Can't tell you how strange it is not to blog & not to be blog reading!
We've now been away from home for 2 weeks and 4 days... not that anyones counting ;)
Luke had his first drs appt here last week... he's now 5 lbs 3oz and 19". He's still so small... I mean my last baby was Evan and he was 9 1/2 lbs!! He's way too long for preemie outfits, yet swims in the newborn ones. Been trying to figure out formula feeding, bottles & nipples. I nursed my other two, so its definitely a learning experience to me! Does formula have to smell so dang bad!? Phew! Trying to follow the NICUs orders and beef him up... which means he should not have to try hard at feeding and not be held/passed around so much... both burn up precious calories. People think I'm nuts or something, just trying to follow drs orders! Like all babies, he's got his days & nights mixed up... but I wonder if it's only because mama is so BEAT during the middle of the night!
Grant is doing better up at the childrens hospital. They're giving him at least a few more weeks before he'll be discharged. Right now they're trying to get him out of critical care and into his own little room under the surgeons care. He's off the ventilator, oxygen, pict line removed and his surgery healing up nicely. He's sort of forgotten how to take a bottle since he's pretty much been sick his entire life thus far. The night nurse did report that he did take one last night! Baby steps, tiny baby steps!

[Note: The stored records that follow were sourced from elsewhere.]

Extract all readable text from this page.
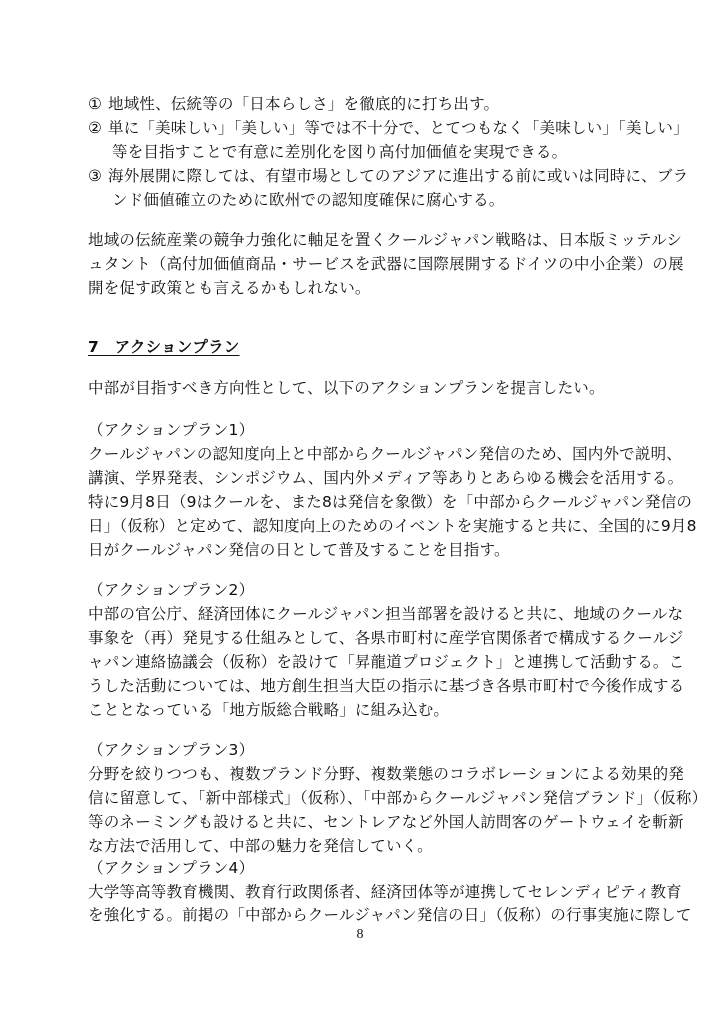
① 地域性、伝統等の「日本らしさ」を徹底的に打ち出す。
② 単に「美味しい」「美しい」等では不十分で、とてつもなく「美味しい」「美しい」
等を目指すことで有意に差別化を図り高付加価値を実現できる。
③ 海外展開に際しては、有望市場としてのアジアに進出する前に或いは同時に、ブラ
ンド価値確立のために欧州での認知度確保に腐心する。
地域の伝統産業の競争力強化に軸足を置くクールジャパン戦略は、日本版ミッテルシ
ュタント（高付加価値商品・サービスを武器に国際展開するドイツの中小企業）の展
開を促す政策とも言えるかもしれない。
7　アクションプラン
中部が目指すべき方向性として、以下のアクションプランを提言したい。
（アクションプラン1）
クールジャパンの認知度向上と中部からクールジャパン発信のため、国内外で説明、
講演、学界発表、シンポジウム、国内外メディア等ありとあらゆる機会を活用する。
特に9月8日（9はクールを、また8は発信を象徴）を「中部からクールジャパン発信の
日」（仮称）と定めて、認知度向上のためのイベントを実施すると共に、全国的に9月8
日がクールジャパン発信の日として普及することを目指す。
（アクションプラン2）
中部の官公庁、経済団体にクールジャパン担当部署を設けると共に、地域のクールな
事象を（再）発見する仕組みとして、各県市町村に産学官関係者で構成するクールジ
ャパン連絡協議会（仮称）を設けて「昇龍道プロジェクト」と連携して活動する。こ
うした活動については、地方創生担当大臣の指示に基づき各県市町村で今後作成する
こととなっている「地方版総合戦略」に組み込む。
（アクションプラン3）
分野を絞りつつも、複数ブランド分野、複数業態のコラボレーションによる効果的発
信に留意して、「新中部様式」（仮称）、「中部からクールジャパン発信ブランド」（仮称）
等のネーミングも設けると共に、セントレアなど外国人訪問客のゲートウェイを斬新
な方法で活用して、中部の魅力を発信していく。
（アクションプラン4）
大学等高等教育機関、教育行政関係者、経済団体等が連携してセレンディピティ教育
を強化する。前掲の「中部からクールジャパン発信の日」（仮称）の行事実施に際して
8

Evan & Jake are doing okay. Jake better than Evan, he always has a blast when we're in Indiana. He loves Mamaw's driveway and all the bikes! He's handling any adjustments really well and goes with the flow. He always starts and ends his day by holding the baby...proud big brother. Evan, well, he's completely opposite. Poor guy isn't sleeping at all... so he's pretty much psychotic now. Could be his age, personality, and/or that he turned 2 1/2 last week. Who knows, but I sure miss fun & sweet Evan.
I'm a little frustrated right now. This is supposed to be a happy & blessed time right now and all I feel is overwhelmed and stressed :(
It's hard being and 18 hrs drive from home. It's even more hard that Greg had to go back to work. We always approach everything as a team and I'm definitely taking his absence hard. We've turned everyone's lives upside down here and I run the risk of appearing ungrateful when I anger at all the opinions & type of help I receive. Beggars can't be choosers, but I can't only bite my tongue so much.
Been driving up every couple days to see Grant. Yesterday started learning more about his medical care that I'll have to do once he's released and we can take him home. I'm intimidated and overwhelmed by it. I actually told them to just show it ALL to me yesterday so hopefully when I go up next it won't seem as bad to me. I would NEVER EVER make a nurse or anything in the medical field. This is totally outside my comfort zone... but I would walk through fire for my children... so bring it on (yikes!) ;)
That's us in a nutshell right now (emphasis on NUTS)!